Sun Cluster System Administration Guide for Solaris OS

Shutting Down and Booting a Cluster Overview

The Sun Cluster scshutdown(1M) command stops cluster services in an orderly fashion and cleanly shuts down the entire cluster. You might do use the scshutdown command when moving the location of a cluster. You can also use the command to shut down the cluster if you have data corruption caused by an application error.


Note –

Use the scshutdown command instead of the shutdown or halt commands to ensure proper shutdown of the entire cluster. The Solaris shutdown command is used with the scswitch(1M) command to shut down individual nodes. See How to Shut Down a Cluster or Shutting Down and Booting a Single Cluster Node for more information.


The scshutdown command stops all nodes in a cluster by:

  1. Taking all running resource groups offline.

  2. Unmounting all cluster file systems.

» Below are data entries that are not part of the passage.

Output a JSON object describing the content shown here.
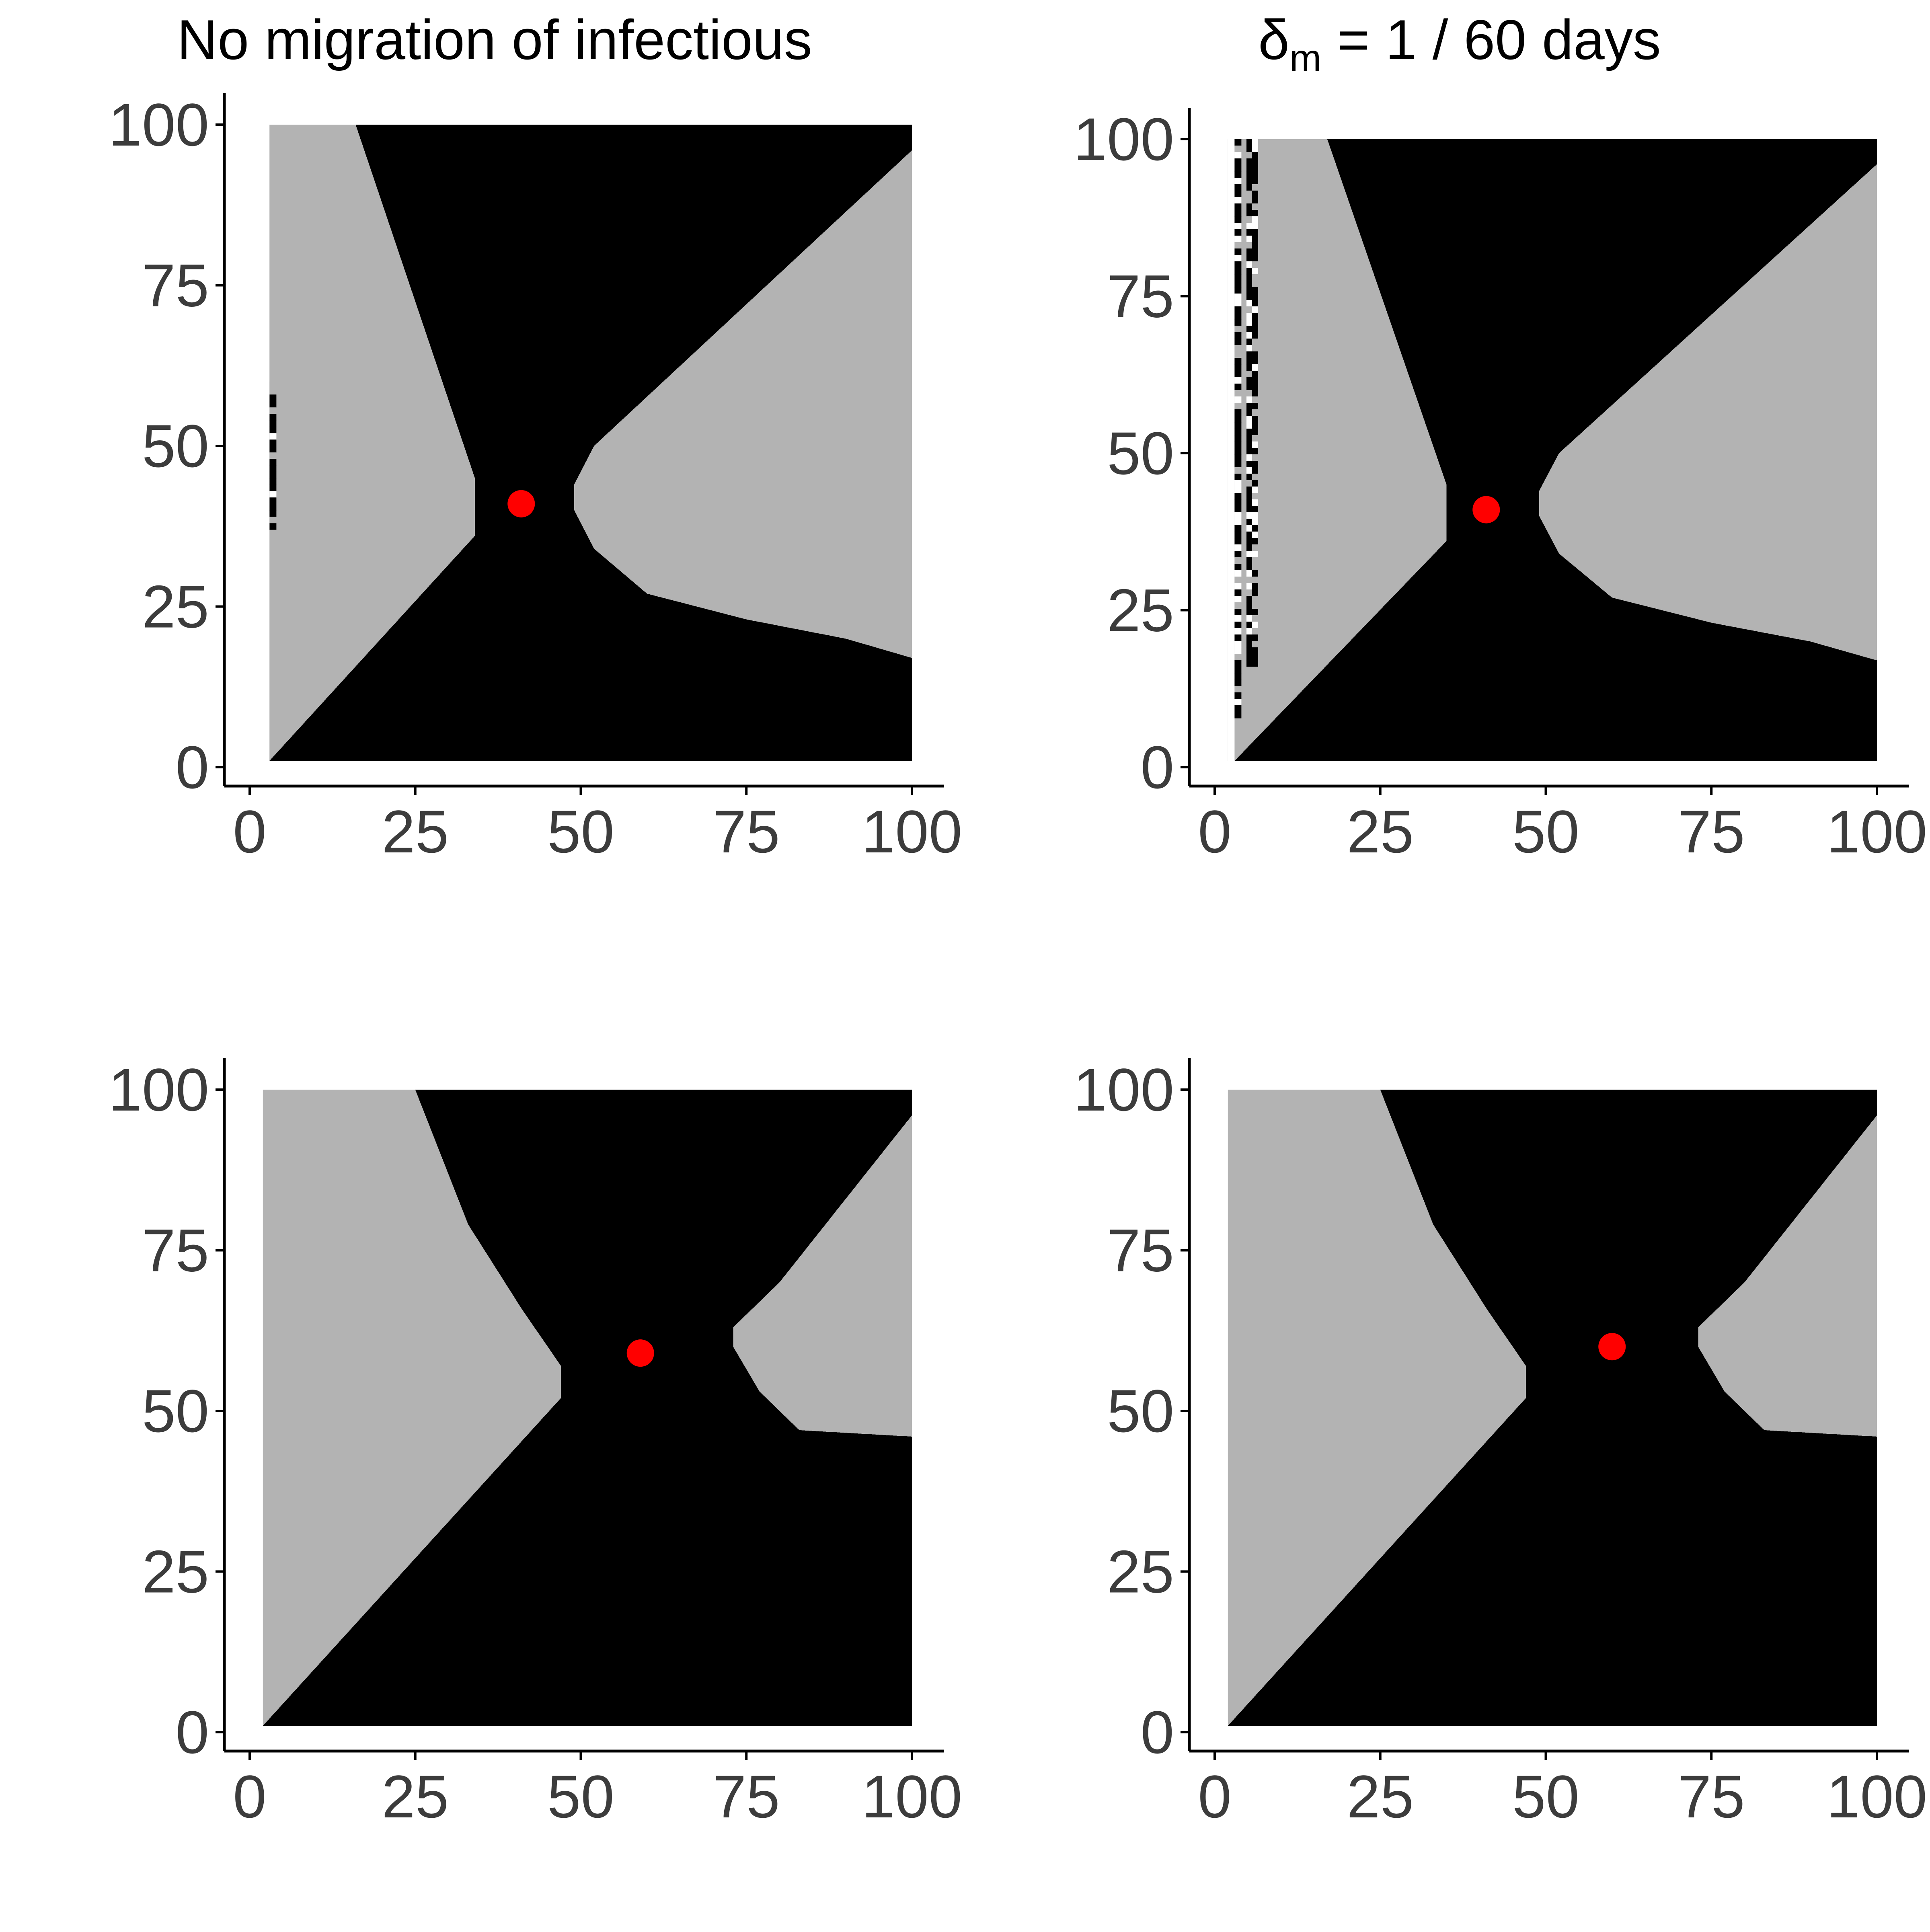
{
  "titles": {
    "left": "No migration of infectious",
    "right": {
      "symbol": "δ",
      "subscript": "m",
      "rest": " = 1 / 60 days"
    }
  },
  "colors": {
    "background": "#ffffff",
    "region_gray": "#b3b3b3",
    "region_black": "#000000",
    "point": "#ff0000",
    "axis": "#000000",
    "tick_label": "#3c3c3c"
  },
  "chart_data": [
    {
      "type": "heatmap",
      "position": "top-left",
      "title": "No migration of infectious",
      "xlim": [
        0,
        100
      ],
      "ylim": [
        0,
        100
      ],
      "xticks": [
        0,
        25,
        50,
        75,
        100
      ],
      "yticks": [
        0,
        25,
        50,
        75,
        100
      ],
      "grid": false,
      "grid_range": [
        3,
        100
      ],
      "left_boundary": [
        [
          3,
          1
        ],
        [
          34,
          36
        ],
        [
          34,
          45
        ],
        [
          16,
          100
        ]
      ],
      "right_boundary": [
        [
          49,
          40
        ],
        [
          52,
          34
        ],
        [
          60,
          27
        ],
        [
          75,
          23
        ],
        [
          90,
          20
        ],
        [
          100,
          17
        ],
        [
          100,
          96
        ],
        [
          52,
          50
        ],
        [
          49,
          44
        ]
      ],
      "noise_strips": [
        {
          "x": [
            3,
            4
          ],
          "y": [
            37,
            60
          ]
        }
      ],
      "point": {
        "x": 41,
        "y": 41
      }
    },
    {
      "type": "heatmap",
      "position": "top-right",
      "title": "δm = 1 / 60 days",
      "xlim": [
        0,
        100
      ],
      "ylim": [
        0,
        100
      ],
      "xticks": [
        0,
        25,
        50,
        75,
        100
      ],
      "yticks": [
        0,
        25,
        50,
        75,
        100
      ],
      "grid": false,
      "grid_range": [
        2,
        100
      ],
      "left_boundary": [
        [
          3,
          1
        ],
        [
          35,
          36
        ],
        [
          35,
          45
        ],
        [
          17,
          100
        ]
      ],
      "right_boundary": [
        [
          49,
          40
        ],
        [
          52,
          34
        ],
        [
          60,
          27
        ],
        [
          75,
          23
        ],
        [
          90,
          20
        ],
        [
          100,
          17
        ],
        [
          100,
          96
        ],
        [
          52,
          50
        ],
        [
          49,
          44
        ]
      ],
      "white_strips": [
        {
          "x": [
            2,
            3
          ],
          "y": [
            1,
            100
          ]
        },
        {
          "x": [
            5,
            5.5
          ],
          "y": [
            15,
            100
          ]
        }
      ],
      "noise_strips": [
        {
          "x": [
            3,
            4
          ],
          "y": [
            8,
            100
          ]
        },
        {
          "x": [
            4.8,
            6.5
          ],
          "y": [
            15,
            100
          ]
        }
      ],
      "point": {
        "x": 41,
        "y": 41
      }
    },
    {
      "type": "heatmap",
      "position": "bottom-left",
      "xlim": [
        0,
        100
      ],
      "ylim": [
        0,
        100
      ],
      "xticks": [
        0,
        25,
        50,
        75,
        100
      ],
      "yticks": [
        0,
        25,
        50,
        75,
        100
      ],
      "grid": false,
      "grid_range": [
        2,
        100
      ],
      "left_boundary": [
        [
          2,
          1
        ],
        [
          47,
          52
        ],
        [
          47,
          57
        ],
        [
          41,
          66
        ],
        [
          33,
          79
        ],
        [
          25,
          100
        ]
      ],
      "right_boundary": [
        [
          100,
          46
        ],
        [
          83,
          47
        ],
        [
          77,
          53
        ],
        [
          73,
          60
        ],
        [
          73,
          63
        ],
        [
          80,
          70
        ],
        [
          100,
          96
        ]
      ],
      "point": {
        "x": 59,
        "y": 59
      }
    },
    {
      "type": "heatmap",
      "position": "bottom-right",
      "xlim": [
        0,
        100
      ],
      "ylim": [
        0,
        100
      ],
      "xticks": [
        0,
        25,
        50,
        75,
        100
      ],
      "yticks": [
        0,
        25,
        50,
        75,
        100
      ],
      "grid": false,
      "grid_range": [
        2,
        100
      ],
      "left_boundary": [
        [
          2,
          1
        ],
        [
          47,
          52
        ],
        [
          47,
          57
        ],
        [
          41,
          66
        ],
        [
          33,
          79
        ],
        [
          25,
          100
        ]
      ],
      "right_boundary": [
        [
          100,
          46
        ],
        [
          83,
          47
        ],
        [
          77,
          53
        ],
        [
          73,
          60
        ],
        [
          73,
          63
        ],
        [
          80,
          70
        ],
        [
          100,
          96
        ]
      ],
      "point": {
        "x": 60,
        "y": 60
      }
    }
  ]
}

  3. Shutting down active device services.

  4. Running init 0 and bringing all nodes to the OpenBootTM PROM ok prompt on a SPARC based system or to a boot subsystem on an x86 based system. Boot subsystems are described in more detail in Boot Subsystems in System Administration Guide: Basic Administration.


Note –

If necessary, you can boot a node in non-cluster mode so that the node does not participate in cluster membership. Non-cluster mode is useful when installing cluster software or for performing certain administrative procedures. See How to Boot a Cluster Node in Non-Cluster Mode for more information.

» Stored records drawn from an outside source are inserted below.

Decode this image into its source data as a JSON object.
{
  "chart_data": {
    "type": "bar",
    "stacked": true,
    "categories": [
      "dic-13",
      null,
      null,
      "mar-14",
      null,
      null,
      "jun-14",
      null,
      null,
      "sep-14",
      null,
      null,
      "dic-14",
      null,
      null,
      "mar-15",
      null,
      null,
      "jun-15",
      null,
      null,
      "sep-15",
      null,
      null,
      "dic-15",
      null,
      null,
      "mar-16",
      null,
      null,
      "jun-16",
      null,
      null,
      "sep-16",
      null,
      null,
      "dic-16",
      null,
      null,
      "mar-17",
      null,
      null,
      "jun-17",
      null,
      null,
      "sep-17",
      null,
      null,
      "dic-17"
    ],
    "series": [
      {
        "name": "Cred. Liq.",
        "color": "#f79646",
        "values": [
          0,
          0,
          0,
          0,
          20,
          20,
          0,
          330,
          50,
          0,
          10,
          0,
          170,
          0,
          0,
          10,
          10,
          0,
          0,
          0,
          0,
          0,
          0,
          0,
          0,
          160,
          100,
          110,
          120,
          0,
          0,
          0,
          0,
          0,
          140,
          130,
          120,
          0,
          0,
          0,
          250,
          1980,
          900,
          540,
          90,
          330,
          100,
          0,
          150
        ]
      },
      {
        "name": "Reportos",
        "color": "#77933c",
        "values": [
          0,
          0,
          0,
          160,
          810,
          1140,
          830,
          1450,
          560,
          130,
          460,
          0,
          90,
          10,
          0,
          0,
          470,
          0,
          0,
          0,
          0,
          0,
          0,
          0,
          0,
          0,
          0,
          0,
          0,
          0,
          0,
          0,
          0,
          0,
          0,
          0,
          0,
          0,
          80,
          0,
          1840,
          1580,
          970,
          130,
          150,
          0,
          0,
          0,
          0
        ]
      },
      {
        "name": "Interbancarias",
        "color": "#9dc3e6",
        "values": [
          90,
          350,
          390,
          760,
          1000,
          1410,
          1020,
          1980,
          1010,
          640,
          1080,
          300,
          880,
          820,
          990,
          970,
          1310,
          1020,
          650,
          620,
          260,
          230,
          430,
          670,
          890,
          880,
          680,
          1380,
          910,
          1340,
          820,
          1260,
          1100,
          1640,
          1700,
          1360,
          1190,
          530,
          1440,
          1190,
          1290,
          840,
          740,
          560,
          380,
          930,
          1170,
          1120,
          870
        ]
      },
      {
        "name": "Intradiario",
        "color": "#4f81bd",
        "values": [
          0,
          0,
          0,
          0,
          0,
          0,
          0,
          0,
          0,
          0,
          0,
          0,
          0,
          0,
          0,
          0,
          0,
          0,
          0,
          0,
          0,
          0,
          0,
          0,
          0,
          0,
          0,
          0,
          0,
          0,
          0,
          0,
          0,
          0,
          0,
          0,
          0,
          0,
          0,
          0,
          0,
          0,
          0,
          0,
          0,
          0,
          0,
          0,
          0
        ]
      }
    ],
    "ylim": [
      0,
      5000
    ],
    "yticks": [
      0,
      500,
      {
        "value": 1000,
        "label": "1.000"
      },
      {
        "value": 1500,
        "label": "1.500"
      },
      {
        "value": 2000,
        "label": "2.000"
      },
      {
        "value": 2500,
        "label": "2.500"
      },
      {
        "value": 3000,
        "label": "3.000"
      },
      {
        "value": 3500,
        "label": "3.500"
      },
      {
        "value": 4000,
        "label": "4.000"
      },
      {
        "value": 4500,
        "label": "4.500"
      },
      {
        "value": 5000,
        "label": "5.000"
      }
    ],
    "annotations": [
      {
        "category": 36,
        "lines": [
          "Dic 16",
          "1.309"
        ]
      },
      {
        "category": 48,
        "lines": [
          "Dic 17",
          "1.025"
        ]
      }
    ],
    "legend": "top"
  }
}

Table 3–1 Task List: Shutting Down and Booting a Cluster

Task 

For Instructions 

Stop the cluster 

    -Use scshutdown(1M)

See How to Shut Down a Cluster

Start the cluster by booting all nodes. 

The nodes must have a working connection to the cluster interconnect to attain cluster membership. 

See How to Boot a Cluster

Reboot the cluster 

    - Use scshutdown

At the ok prompt or the Select (b)oot or (i)nterpreter prompt on the Current Boot Parameters screen, boot each node individually with the boot(1M) or the b command.

The nodes must have a working connection to the cluster interconnect to attain cluster membership. 

See How to Reboot a Cluster

ProcedureHow to Shut Down a Cluster


Caution – Caution –

Do not use send brk on a cluster console to shut down a cluster node. The command is not supported within a cluster.


Steps
  1. SPARC: If your cluster is running Oracle Parallel Server or Real Application Clusters, shut down all instances of the database.

    Refer to the Oracle Parallel Server or Oracle Real Application Clusters product documentation for shutdown procedures.

  2. Become superuser on any node in the cluster.

  3. Shut down the cluster immediately.

    From a single node in the cluster, type the following command.


    # scshutdown -g0 -y
    
  4. Verify that all nodes are showing the ok prompt on a SPARC based system or a Boot Subsystem on an x86 based system.

    Do not power off any nodes until all cluster nodes are at the ok prompt on a SPARC based system or in a Boot Subsystem on an x86 based system.

  5. If necessary, power off the nodes.


Example 3–1 SPARC: Shutting Down a Cluster

The following example shows the console output when stopping normal cluster operation and bringing down all nodes so that the ok prompt is shown. The -g 0 option sets the shutdown grace period to zero, -y provides an automatic yes response to the confirmation question. Shutdown messages also appear on the consoles of the other nodes in the cluster.


# scshutdown -g0 -y
Wed Mar 10 13:47:32 phys-schost-1 cl_runtime: 
WARNING: CMM monitoring disabled.
phys-schost-1# 
INIT: New run level: 0
The system is coming down.  Please wait.
System services are now being stopped.
/etc/rc0.d/K05initrgm: Calling scswitch -S (evacuate)
The system is down.
syncing file systems... done
Program terminated
ok 


Example 3–2 x86: Shutting Down a Cluster

The following example shows the console output when stopping normal cluster operation and bringing down all nodes. The -g 0 option sets the shutdown grace period to zero, -y provides an automatic yes response to the confirmation question. Shutdown messages also appear on the consoles of the other nodes in the cluster.


# scshutdown -g0 -y
May  2 10:32:57 phys-schost-1 cl_runtime: 
WARNING: CMM: Monitoring disabled.  
root@phys-schost-1#
INIT: New run level: 0
The system is coming down.  Please wait.
System services are now being stopped.
/etc/rc0.d/K05initrgm: Calling scswitch -S (evacuate)
failfasts already disabled on node 1
Print services already stopped.
May  2 10:33:13 phys-schost-1 syslogd: going down on signal 15
The system is down.
syncing file systems... done
Type any key to continue 

See Also

See How to Boot a Cluster to restart a cluster that has been shut down.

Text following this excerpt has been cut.